I recently found a few channels where they teach (yes, I said teach) you how to paint with water colors. I've been painting ever since. I also got a few items to help along such as a doodle book. I'm not such a good painter but it's super fun and takes away the stress so I do it anyways.
Speaking of Youtube I have my own channel and I haven't uploaded as of yet this year. I did remove my old videos to start the New Year fresh in 2014 and I've made some new ones that haven't been released. This year I turned 40, this year I'm supposed to be graduating and getting my B.A in General Psychology, this year I'm planning on getting a career not just a job and this year I'll be launching my ETSY SHOP, even though I opened it a long time ago I'm going to be keeping up with it and producing more dolls more frequently so I consider it a new launch so to speak.
This might not be the place to put my weightloss journey but really it's been apart of me for so long that how could I not mention it.
I've been on a weightloss journey for years. Literally. The last time I lost a ton of weight and reached goal was back in 2007. I had my priorities straight and I was really super happy before I started losing weight.
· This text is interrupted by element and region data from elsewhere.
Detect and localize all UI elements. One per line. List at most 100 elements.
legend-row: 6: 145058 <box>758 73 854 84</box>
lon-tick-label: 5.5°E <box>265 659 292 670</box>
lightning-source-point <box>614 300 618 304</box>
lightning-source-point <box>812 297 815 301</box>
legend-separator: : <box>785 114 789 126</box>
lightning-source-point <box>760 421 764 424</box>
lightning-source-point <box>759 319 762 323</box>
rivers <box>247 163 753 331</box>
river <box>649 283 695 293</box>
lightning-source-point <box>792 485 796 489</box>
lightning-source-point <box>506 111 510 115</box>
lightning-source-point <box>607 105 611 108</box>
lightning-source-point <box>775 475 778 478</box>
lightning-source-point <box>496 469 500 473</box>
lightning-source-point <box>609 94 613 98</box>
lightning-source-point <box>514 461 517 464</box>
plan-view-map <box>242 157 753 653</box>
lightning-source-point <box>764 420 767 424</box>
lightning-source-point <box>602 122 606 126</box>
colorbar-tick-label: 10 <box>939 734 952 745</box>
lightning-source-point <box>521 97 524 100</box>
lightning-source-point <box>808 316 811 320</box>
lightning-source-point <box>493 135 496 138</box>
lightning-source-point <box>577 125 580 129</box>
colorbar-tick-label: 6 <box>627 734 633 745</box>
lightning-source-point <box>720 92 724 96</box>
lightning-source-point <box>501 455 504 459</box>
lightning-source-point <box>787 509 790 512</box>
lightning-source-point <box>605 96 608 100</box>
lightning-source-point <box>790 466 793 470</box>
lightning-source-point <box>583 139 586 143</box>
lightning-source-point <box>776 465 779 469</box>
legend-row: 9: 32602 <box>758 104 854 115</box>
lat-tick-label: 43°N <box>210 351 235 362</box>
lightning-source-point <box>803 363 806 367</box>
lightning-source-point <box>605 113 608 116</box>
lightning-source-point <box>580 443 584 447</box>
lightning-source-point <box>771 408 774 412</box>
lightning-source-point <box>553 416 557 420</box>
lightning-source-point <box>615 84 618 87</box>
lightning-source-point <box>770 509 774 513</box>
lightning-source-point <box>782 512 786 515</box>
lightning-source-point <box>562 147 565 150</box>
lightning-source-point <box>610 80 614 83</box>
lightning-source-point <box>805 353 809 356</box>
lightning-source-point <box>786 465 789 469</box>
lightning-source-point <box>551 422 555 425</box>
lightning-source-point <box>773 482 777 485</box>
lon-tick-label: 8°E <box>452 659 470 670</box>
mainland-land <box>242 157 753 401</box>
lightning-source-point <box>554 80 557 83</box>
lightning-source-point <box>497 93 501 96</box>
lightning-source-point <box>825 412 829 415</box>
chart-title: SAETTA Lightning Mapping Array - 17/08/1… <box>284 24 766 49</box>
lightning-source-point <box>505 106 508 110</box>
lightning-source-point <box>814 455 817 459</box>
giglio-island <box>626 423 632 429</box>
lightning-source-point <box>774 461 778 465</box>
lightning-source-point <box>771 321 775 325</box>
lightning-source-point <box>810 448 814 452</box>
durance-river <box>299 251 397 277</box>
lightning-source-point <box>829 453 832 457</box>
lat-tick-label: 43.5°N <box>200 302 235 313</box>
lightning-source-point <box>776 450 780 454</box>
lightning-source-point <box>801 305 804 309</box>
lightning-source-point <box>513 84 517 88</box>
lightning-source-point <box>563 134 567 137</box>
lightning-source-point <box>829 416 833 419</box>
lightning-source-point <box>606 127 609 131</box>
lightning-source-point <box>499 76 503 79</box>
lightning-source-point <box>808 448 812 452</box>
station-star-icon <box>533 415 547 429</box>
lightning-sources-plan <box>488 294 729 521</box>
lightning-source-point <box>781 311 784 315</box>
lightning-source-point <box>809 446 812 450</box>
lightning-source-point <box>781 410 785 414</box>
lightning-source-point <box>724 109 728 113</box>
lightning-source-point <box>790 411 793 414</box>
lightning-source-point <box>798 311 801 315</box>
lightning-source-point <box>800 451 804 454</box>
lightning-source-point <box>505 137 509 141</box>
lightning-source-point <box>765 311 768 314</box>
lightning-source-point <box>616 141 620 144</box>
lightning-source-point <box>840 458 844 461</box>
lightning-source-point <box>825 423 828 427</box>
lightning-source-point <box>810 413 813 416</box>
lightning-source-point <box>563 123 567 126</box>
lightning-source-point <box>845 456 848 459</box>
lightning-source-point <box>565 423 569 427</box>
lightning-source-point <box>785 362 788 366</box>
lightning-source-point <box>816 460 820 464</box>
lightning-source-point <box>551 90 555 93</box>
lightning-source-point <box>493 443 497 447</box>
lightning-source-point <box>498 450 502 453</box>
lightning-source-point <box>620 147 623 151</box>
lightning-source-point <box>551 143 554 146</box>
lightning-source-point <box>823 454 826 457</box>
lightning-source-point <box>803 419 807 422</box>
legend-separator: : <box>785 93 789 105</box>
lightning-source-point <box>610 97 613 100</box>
I know this might sound strange but I got divorced in 2007 and was so happy about it that I decided to join a gym and lose weight. I did it and managed to lose about 80 pounds. Oh my God did I look stunning; I bought new clothes and the whole nine. I got so much attention it wasn't even funny...
Then tragedy struck; back to back, two major things that happened to the point I lost touch with reality, fell into the deepest depression of my entire life. Suicide is all I thought about. I gained all the weight back because of what had occurred.
This is life people. But here's what I learned; tragedy will happen, not only will it happen but it will happen when you least expect it to. And when it does, don't lose yourself because yourself is all you have and all you will have. Yourself is the only person you will ever have with you 24 hours a day 7 days a week. Take care of yourself. Point blank.
Anyways, I'm on a weightloss journey and I'm trying so hard to find some sort of balance in my life but it is hard and it's trial and error. I know this is a life change (Lord knows I've heard that a million times over) and I want to be able to live with what I choose to do with my life. In other words being on a diet doesn't work because eventually I will stop and go right back to what I had done before because essentially I didn't learn anything to begin with. So it goes..
Here's something that I created on my own today. No recipe just threw it together.
I call this my "Strawberry salad". I never really mixed fruit and veg before, but I love it and probably won't eat a salad without fruit ever again.
The ingredients are:
half a head of iceberg lettuce
pinch of almonds
and the juice of one cara cara orange (for dressing)
If you have not tried fruit and veg together, YOU MUST!